Some people straddle the old paradigm and the new paradigm, even doctors, and say, “If your LDL is up on a keto diet, we’ll add back some carbs and lower the LDL.” I’m not sure that’s necessary. I want proof that LDL is harmful. The data coming from Jeff Volek and other scientists on keto diets say it’s not harmful. Everyone goes into ketosis, every human, and mammal for that matter, if you don’t eat for two days. I want to end on that note. What kind of system would be designed to go into self-destruct mode or a toxic mode if there was no food around? Ketosis is, if anything, a protective thing and it’s anti-inflammatory. You’re getting the anti-inflammatory effects of not eating the inflammatory foods as well. It’s normal to have certain levels of ketones in the blood if you’re doing a keto diet.
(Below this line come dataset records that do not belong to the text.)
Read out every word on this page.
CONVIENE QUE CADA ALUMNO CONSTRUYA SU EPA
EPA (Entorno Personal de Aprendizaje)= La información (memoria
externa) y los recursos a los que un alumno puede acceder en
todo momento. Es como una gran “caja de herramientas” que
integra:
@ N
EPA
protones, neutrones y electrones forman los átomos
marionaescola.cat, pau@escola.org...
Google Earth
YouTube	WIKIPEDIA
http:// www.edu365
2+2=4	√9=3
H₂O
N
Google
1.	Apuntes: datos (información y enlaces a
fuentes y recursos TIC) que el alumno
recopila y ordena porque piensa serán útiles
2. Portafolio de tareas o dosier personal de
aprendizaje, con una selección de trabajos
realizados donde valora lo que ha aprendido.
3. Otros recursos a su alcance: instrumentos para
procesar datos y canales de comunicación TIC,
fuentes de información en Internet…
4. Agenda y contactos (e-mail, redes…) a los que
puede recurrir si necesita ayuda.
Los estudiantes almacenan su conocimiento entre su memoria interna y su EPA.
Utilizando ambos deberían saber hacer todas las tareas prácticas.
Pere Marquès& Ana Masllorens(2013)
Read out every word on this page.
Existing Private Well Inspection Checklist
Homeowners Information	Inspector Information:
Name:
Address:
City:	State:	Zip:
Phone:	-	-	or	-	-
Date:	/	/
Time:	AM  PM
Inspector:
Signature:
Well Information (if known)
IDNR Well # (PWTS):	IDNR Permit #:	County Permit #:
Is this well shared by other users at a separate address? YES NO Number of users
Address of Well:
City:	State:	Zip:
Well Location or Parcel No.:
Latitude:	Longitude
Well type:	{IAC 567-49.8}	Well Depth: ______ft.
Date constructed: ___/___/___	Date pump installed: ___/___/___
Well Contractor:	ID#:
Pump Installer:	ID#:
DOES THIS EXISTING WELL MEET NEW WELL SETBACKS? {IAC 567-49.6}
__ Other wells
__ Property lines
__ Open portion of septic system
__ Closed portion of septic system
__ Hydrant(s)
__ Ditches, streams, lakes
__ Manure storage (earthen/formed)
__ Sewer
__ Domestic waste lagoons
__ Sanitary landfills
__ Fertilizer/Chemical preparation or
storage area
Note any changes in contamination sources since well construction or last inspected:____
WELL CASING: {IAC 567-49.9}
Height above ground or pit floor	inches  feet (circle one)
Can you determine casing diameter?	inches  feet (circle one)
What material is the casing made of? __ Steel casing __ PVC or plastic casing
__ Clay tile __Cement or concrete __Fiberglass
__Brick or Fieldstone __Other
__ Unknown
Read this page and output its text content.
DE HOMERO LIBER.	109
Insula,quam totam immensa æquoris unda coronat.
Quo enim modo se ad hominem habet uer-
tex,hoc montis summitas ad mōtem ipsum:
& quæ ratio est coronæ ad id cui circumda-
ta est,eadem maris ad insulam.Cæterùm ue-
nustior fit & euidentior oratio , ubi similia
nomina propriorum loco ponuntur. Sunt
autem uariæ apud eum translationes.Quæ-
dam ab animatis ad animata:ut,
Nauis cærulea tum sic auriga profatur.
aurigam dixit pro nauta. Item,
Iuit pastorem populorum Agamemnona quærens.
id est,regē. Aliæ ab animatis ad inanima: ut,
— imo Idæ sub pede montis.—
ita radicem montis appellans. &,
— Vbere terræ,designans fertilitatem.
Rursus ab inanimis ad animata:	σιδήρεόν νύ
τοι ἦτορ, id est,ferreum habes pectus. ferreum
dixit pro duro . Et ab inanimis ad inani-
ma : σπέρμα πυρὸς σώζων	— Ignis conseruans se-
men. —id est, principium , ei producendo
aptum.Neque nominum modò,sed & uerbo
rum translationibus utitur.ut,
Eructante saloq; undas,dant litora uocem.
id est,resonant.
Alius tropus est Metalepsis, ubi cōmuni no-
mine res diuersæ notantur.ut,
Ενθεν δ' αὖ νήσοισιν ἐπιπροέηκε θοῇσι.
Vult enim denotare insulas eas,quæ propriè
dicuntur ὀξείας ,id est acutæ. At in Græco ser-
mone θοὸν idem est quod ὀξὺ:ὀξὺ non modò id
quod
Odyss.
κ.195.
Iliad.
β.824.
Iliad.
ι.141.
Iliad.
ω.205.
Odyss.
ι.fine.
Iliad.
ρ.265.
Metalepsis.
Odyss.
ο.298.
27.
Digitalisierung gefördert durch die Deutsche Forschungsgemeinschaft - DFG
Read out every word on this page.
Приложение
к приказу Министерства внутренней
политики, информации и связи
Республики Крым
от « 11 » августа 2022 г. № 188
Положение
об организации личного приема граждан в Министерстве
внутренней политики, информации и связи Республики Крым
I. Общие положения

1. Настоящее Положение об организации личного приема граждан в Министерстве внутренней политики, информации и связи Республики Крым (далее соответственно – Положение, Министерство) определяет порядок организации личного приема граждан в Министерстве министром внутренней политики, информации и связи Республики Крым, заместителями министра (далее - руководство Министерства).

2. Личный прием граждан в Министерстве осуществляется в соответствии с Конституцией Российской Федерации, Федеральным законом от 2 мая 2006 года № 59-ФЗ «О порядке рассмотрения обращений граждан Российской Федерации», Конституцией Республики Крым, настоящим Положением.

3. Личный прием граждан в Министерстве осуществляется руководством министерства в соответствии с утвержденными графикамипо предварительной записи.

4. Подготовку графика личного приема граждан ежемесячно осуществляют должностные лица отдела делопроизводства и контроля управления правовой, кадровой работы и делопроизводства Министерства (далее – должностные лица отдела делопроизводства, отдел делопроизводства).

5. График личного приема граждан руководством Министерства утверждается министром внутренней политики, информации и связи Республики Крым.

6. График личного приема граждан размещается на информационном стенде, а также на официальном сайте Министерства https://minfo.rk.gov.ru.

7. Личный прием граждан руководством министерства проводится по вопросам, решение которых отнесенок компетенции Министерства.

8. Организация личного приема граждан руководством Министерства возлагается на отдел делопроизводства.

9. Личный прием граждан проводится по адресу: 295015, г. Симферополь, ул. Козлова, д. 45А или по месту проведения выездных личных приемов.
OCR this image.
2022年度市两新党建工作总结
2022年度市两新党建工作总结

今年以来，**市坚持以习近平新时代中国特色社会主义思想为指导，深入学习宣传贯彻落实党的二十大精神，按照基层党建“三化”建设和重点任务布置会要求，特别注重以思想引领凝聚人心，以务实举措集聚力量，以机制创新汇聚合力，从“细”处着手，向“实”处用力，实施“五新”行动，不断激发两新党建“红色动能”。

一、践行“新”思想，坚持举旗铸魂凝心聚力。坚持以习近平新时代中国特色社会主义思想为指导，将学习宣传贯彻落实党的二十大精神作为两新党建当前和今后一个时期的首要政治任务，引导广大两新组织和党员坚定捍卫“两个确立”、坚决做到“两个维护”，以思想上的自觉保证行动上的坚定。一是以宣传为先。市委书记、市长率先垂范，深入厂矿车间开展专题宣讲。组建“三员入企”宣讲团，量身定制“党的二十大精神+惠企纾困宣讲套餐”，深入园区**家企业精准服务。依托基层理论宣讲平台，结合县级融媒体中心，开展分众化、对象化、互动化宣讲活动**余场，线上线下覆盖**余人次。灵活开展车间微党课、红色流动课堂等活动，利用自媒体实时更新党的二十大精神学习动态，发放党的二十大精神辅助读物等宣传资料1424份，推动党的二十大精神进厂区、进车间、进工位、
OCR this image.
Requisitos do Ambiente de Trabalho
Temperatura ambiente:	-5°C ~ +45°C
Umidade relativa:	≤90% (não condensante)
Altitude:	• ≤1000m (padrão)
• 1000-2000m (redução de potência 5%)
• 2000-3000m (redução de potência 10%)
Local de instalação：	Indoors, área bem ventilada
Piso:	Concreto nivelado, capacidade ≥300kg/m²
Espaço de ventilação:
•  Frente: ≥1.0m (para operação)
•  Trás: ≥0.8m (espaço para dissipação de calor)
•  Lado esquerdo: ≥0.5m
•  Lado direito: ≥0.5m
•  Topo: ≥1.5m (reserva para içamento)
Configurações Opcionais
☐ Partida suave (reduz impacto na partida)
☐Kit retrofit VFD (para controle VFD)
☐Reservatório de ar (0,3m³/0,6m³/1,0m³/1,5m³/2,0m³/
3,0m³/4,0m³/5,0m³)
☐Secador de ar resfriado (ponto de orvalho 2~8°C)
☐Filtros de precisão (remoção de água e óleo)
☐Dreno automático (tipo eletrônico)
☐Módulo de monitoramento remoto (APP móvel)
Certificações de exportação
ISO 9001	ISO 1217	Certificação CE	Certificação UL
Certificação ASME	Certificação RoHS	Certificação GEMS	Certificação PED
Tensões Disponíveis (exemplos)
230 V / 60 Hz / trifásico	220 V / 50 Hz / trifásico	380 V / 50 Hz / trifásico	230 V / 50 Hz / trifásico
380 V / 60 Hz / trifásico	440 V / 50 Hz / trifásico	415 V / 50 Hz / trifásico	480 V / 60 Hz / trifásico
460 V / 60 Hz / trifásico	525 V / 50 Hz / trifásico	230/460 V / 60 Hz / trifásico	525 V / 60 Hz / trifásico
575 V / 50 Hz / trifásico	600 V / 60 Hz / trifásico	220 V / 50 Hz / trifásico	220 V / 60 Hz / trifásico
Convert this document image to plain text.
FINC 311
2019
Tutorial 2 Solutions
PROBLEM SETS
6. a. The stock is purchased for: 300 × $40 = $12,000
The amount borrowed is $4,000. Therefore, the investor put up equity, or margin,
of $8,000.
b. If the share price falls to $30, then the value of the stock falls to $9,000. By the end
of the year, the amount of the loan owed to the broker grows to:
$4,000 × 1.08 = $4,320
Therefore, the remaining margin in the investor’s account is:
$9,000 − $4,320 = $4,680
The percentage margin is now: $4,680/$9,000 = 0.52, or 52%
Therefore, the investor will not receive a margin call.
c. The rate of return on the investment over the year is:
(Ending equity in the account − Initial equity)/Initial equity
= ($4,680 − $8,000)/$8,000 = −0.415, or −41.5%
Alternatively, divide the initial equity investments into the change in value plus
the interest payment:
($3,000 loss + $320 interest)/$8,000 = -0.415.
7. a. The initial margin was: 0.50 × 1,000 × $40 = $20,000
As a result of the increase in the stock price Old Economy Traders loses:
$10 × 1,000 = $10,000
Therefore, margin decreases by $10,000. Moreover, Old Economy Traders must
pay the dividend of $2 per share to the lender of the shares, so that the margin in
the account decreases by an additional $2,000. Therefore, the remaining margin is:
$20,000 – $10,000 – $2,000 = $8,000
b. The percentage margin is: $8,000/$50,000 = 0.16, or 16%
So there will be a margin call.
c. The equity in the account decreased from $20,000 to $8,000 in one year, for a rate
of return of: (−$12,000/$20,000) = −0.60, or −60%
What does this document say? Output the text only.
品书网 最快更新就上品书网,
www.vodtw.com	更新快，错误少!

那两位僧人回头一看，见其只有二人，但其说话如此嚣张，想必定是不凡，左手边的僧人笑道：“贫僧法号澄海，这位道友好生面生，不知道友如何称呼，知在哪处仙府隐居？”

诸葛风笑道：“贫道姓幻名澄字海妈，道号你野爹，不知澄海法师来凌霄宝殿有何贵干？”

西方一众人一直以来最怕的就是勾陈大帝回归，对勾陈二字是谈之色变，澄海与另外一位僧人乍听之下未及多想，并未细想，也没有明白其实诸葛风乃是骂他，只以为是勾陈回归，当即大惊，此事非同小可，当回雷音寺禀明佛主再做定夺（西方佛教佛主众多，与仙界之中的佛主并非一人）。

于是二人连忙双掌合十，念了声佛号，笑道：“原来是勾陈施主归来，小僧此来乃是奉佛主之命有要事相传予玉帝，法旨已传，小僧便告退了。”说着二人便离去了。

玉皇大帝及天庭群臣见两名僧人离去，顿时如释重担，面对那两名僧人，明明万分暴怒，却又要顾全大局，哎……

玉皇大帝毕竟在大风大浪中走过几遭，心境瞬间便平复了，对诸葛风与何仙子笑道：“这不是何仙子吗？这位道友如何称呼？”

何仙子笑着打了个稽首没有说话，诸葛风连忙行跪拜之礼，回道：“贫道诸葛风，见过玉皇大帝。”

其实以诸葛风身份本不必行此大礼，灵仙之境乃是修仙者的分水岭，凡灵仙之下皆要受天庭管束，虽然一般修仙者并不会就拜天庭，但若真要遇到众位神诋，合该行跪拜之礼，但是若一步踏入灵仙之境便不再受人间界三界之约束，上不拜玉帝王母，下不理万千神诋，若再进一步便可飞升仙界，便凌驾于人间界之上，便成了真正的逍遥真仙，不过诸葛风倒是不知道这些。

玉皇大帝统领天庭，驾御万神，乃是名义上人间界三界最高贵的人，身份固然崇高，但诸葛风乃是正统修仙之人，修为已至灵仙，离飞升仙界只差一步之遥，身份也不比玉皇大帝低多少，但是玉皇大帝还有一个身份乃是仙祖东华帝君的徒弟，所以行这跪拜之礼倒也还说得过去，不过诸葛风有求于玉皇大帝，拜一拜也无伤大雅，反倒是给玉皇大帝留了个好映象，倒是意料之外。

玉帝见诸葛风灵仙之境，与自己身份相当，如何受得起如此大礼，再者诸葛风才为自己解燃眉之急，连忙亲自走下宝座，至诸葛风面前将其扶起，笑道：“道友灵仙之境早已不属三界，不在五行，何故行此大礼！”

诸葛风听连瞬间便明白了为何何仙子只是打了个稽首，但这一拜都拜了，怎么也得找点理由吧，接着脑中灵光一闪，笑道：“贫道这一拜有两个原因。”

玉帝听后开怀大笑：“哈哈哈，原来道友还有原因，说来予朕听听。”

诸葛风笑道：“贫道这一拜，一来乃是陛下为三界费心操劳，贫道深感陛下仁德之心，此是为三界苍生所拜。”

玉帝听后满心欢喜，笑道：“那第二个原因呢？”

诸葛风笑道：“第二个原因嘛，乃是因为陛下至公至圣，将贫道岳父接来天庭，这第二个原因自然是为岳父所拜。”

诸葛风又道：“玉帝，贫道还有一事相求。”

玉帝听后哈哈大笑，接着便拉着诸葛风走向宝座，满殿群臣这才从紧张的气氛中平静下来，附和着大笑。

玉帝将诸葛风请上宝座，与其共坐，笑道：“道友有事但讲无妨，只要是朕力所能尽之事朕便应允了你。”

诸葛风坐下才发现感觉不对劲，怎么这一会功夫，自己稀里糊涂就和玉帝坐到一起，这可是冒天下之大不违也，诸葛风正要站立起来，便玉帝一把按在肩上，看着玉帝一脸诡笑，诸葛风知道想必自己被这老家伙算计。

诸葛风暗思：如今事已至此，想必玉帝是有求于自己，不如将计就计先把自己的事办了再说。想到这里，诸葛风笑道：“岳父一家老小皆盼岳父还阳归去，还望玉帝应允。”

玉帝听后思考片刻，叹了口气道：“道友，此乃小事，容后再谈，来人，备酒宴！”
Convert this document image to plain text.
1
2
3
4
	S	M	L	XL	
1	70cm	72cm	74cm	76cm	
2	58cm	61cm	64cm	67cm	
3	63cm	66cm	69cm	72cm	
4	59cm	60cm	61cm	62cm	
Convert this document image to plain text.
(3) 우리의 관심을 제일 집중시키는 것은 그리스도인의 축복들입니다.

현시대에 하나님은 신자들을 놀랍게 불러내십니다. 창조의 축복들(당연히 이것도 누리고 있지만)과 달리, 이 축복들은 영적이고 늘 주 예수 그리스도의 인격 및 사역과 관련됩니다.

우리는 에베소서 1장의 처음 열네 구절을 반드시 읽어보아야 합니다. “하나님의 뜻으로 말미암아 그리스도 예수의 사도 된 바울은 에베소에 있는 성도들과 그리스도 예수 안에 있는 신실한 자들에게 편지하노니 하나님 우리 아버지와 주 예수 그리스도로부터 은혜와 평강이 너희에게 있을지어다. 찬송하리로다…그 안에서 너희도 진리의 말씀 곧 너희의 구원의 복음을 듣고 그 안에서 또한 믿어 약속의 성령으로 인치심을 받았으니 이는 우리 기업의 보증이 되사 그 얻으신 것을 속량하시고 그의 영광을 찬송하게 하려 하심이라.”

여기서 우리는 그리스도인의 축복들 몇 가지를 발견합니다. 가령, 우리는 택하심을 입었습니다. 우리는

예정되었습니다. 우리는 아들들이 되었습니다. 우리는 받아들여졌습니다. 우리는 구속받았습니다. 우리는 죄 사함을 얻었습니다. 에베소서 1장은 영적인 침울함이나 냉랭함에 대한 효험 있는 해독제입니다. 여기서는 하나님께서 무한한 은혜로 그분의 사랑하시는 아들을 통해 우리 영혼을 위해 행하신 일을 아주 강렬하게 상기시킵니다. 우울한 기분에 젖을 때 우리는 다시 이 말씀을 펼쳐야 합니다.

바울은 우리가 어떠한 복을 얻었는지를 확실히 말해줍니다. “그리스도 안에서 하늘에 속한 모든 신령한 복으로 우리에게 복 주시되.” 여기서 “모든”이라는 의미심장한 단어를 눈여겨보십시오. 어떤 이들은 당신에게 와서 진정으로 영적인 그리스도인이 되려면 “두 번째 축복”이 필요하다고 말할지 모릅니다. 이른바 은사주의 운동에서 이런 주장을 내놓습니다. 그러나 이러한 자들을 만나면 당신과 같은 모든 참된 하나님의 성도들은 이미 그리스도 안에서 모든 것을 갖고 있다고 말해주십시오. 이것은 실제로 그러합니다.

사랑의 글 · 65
It’s a normal thing, we store fat on our bodies and you start burning the fat on your body if you don’t eat food for a couple of days. If you don’t eat carbs for a couple of days, your body looks around and says, “I have plenty of energy here, it’s just that energy,” so you start to burn it. I’m putting my eggs in the basket of not eating that terrible, bad food and that this is going to be an approach that is going to be healthy. The LDL goes up because it’s good for you, not because it’s bad for you and you need to worry about it. It’s a different context. Doctors aren’t used to it. It’s not what they’ve seen, but please take all of these things into account. The burden of proof should be on the people pushing the drugs to say that someone eating this way needs that.